Simply put: there's no way. Browsers don't consistently support type limiters on file upload fields (AFAIK that was planned or even is integrated into the HTML standard, but barely implemented at best). Both the file extension and mime-type information are user supplied and hence can't be trusted.
You can really only try to parse the file and see if it validates to whatever format you expect, that's the only reliable way. What you need to be careful with are buffer overflows and the like caused by maliciously malformed files. If all you want are text files, that's probably not such a big deal though.
You could check the mime type of the uploading file.
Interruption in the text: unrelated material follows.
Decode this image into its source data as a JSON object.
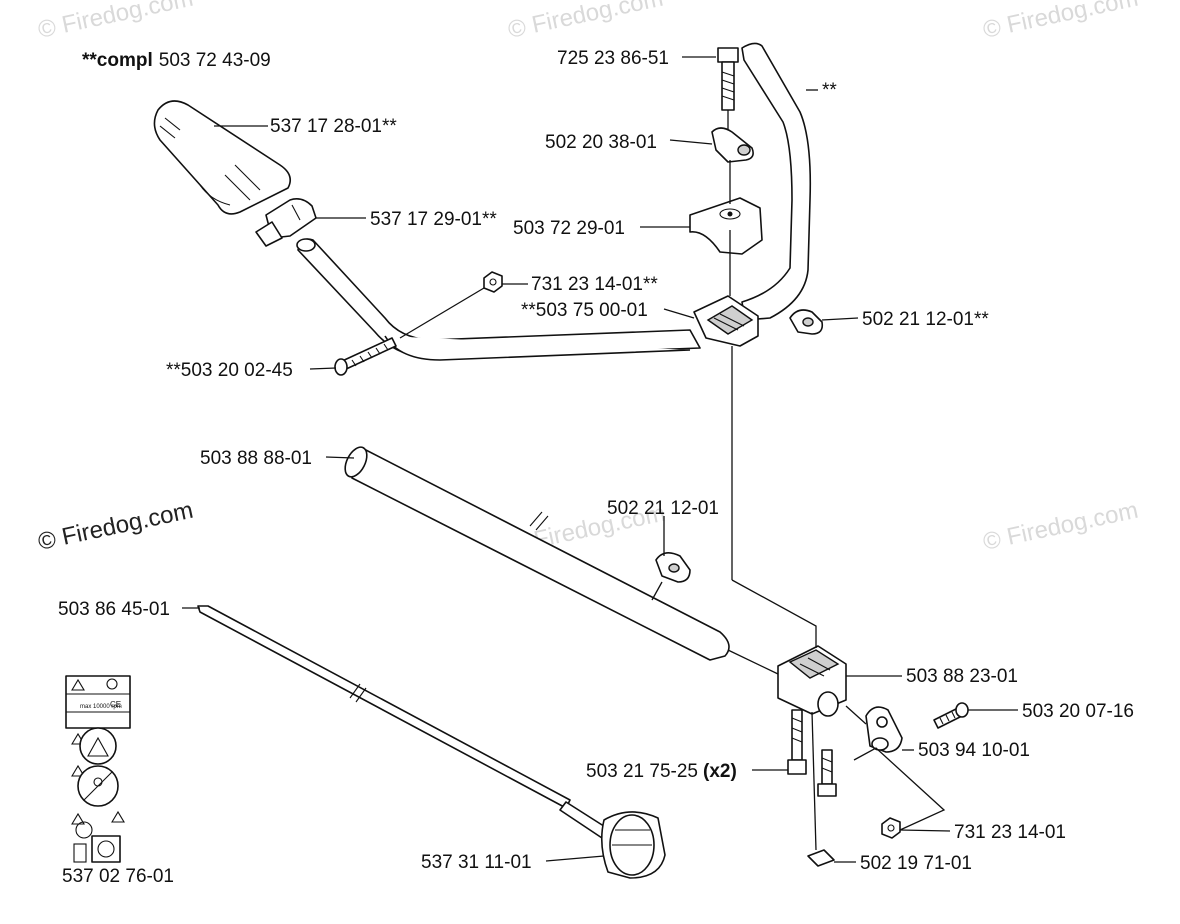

In codeIgniter, this code is used in the upload library:
$this->file_type = preg_replace("/^(.+?);.*$/", "\\1", $_FILES[$field]['type']);
The variable $this->file_type then used to check the upload configuration, to see if the uploaded file is in allowed type or not. You can see the complete code in the CodeIgniter upload library file.
You need to check the file extension of the uploaded file.
There is Pear HttpUpload, it supports this.